The lectures on the Problem of Evil in literature near the end were the real treat for me, and anyone whose favorite trilogy was Deptford will especially enjoy it because he talks about a lot of the psychological theory, in particular Jungian psychology, that's in those books. Some people find that kind of thing boring, and would rather just experience it via his novels, but I personally love reading literature theory. It's divided into 4 lectures, given over successive nights:
- "The Devil's Burning Throne". Taking its title from a Shakespeare line, it's about why melodrama was given such a high status in the 19th century. Davies connects the often wildly over-emotional characters, rhetoric, and situations popular then to the uncomfortable and emotionally starved lives that rapid industrialization brought to theatergoers in cities, describes the lively atmosphere of theatergoing, and discusses why Jungian dream theory helps explain the stock characters and struggles of melodrama: the Hero, Heroine, Faithful Friends, and the Villain.
- "Phantasmagoria and Dream Grotto". A Thomas Carlyle phrase, he discusses 19th century novels, primarily but not exclusively Dickens. Davies introduces the Prophecy, the Epic, and the Drama as a way to discuss how the Novel, if successful, draws on a kind of deep sentimentality that's most commonly associated with spiritual feelings about Good and Evil, and more specifically investigates how people navigate the everyday manifestations of the Seven Deadly Sins.
- "Gleams and Glooms". From a Henry James quote, an investigation into ghost stories. Davies offers his own theories on why ghost stories are still popular in a rationalist world that's discovered psychology and other sciences, and in addition to discussing the proto-horror movies of his era like Rosemary's Baby and The Exorcist, he covers the great novelists of the uncanny like Poe and Peake, and ponders why people retain a fondness for mystery and the supernatural in the modern era.
- "Thunder Without Rain". Via its T.S. Eliot epitaph (which "signifies threat from the heavens, without any blessing to soften its severity"), why 20th novels are less cheerful and optimistic than they should be. Davies dismisses Existentialism as a gloomy, unsatisfying metaphysics along the way to investigate what best-sellers say about how we experience unhappiness in modern life, from adventure stories like Tarzan, novels like A Glastonbury Romance or Remembrance of Things Past, the works of Evelyn Waugh and Thomas Mann, through to authors with religious concerns like Graham Greene and G.B. Shaw, with an emphasis on great literature as "the chronicle from the battlefield" between Good and Evil.
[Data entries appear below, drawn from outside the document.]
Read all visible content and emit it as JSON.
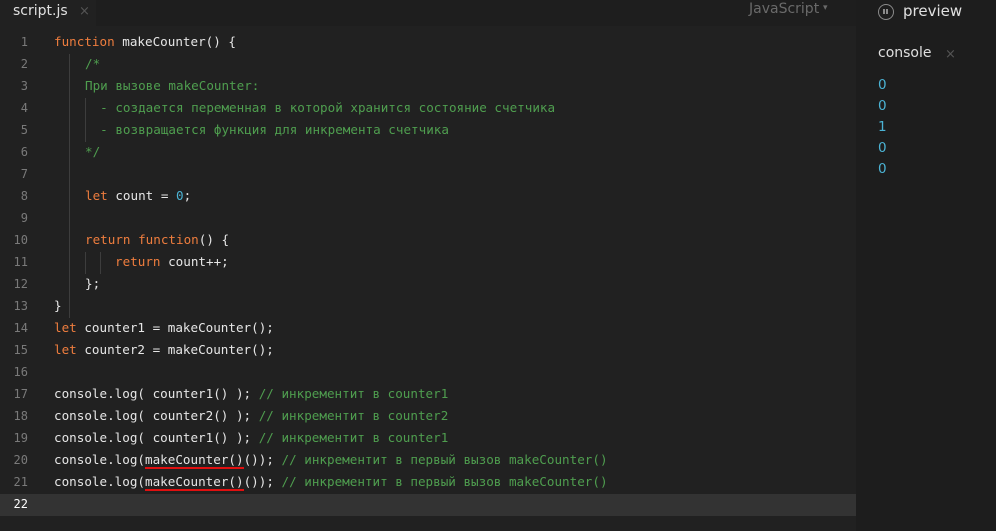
{
  "editor": {
    "tab_label": "script.js",
    "tab_close": "×",
    "language": "JavaScript",
    "language_caret": "▾",
    "active_line": 22,
    "lines": [
      {
        "n": "1"
      },
      {
        "n": "2"
      },
      {
        "n": "3"
      },
      {
        "n": "4"
      },
      {
        "n": "5"
      },
      {
        "n": "6"
      },
      {
        "n": "7"
      },
      {
        "n": "8"
      },
      {
        "n": "9"
      },
      {
        "n": "10"
      },
      {
        "n": "11"
      },
      {
        "n": "12"
      },
      {
        "n": "13"
      },
      {
        "n": "14"
      },
      {
        "n": "15"
      },
      {
        "n": "16"
      },
      {
        "n": "17"
      },
      {
        "n": "18"
      },
      {
        "n": "19"
      },
      {
        "n": "20"
      },
      {
        "n": "21"
      },
      {
        "n": "22"
      }
    ],
    "tokens": {
      "l1_kw": "function",
      "l1_rest": " makeCounter() {",
      "l2": "/*",
      "l3": "При вызове makeCounter:",
      "l4": "  - создается переменная в которой хранится состояние счетчика",
      "l5": "  - возвращается функция для инкремента счетчика",
      "l6": "*/",
      "l8_kw": "let",
      "l8_a": " count = ",
      "l8_num": "0",
      "l8_b": ";",
      "l10_kw1": "return",
      "l10_sp": " ",
      "l10_kw2": "function",
      "l10_rest": "() {",
      "l11_kw": "return",
      "l11_rest": " count++;",
      "l12": "};",
      "l13": "}",
      "l14_kw": "let",
      "l14_rest": " counter1 = makeCounter();",
      "l15_kw": "let",
      "l15_rest": " counter2 = makeCounter();",
      "l17_code": "console.log( counter1() ); ",
      "l17_cm": "// инкрементит в counter1",
      "l18_code": "console.log( counter2() ); ",
      "l18_cm": "// инкрементит в counter2",
      "l19_code": "console.log( counter1() ); ",
      "l19_cm": "// инкрементит в counter1",
      "l20_a": "console.log(",
      "l20_ul": "makeCounter()",
      "l20_b": "()); ",
      "l20_cm": "// инкрементит в первый вызов makeCounter()",
      "l21_a": "console.log(",
      "l21_ul": "makeCounter()",
      "l21_b": "()); ",
      "l21_cm": "// инкрементит в первый вызов makeCounter()"
    }
  },
  "preview": {
    "title": "preview",
    "console_tab": "console",
    "console_close": "×",
    "output": [
      "0",
      "0",
      "1",
      "0",
      "0"
    ]
  },
  "colors": {
    "keyword": "#ee7d3e",
    "number": "#4bb3d4",
    "comment": "#4f9e4f",
    "underline": "#e01010",
    "console_value": "#4bb3d4"
  },
  "icons": {
    "pause": "pause-circle-icon"
  }
}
His speeches on Canadian identity were also interesting, as I'm American but my father is Canadian (more specifically Anglo-Quebecker). In general national identity questions remind me of tedious debates on "what makes a true Austinite" from my hometown: is it meaningful to say that there's a coherent identity for a Canadian author when both their closest companion and their most distant rival could be from the same country? However, in "What May Canada Expect of Her Writers?" he uses Alexander Solzhenitsyn's award of the Literature Nobel as an example of a specifically Russian writer who's able to transcend his native country by appealing to universal interest. He uses Solzhenitsyn as an example of a "saint", which might be a bit much, but it's undeniable that a writer in the Soviet Union faces greater dangers than in peaceable Canada, and that that affects what each might write. And in the closing speech "The Canada of Myth and Reality", he talks about what makes Canada distinct, without descending into the negative anti-US/UK nationalism that passes as positive identity (for Austin, insert "California"). He takes Canada's relatively brief history and low population as an advantage, summoning up a truly thoughtful metaphor from Douglas LePan's poem "Coureurs de Bois" that the Canadian at heart is "wild Hamlet with the features of Horatio".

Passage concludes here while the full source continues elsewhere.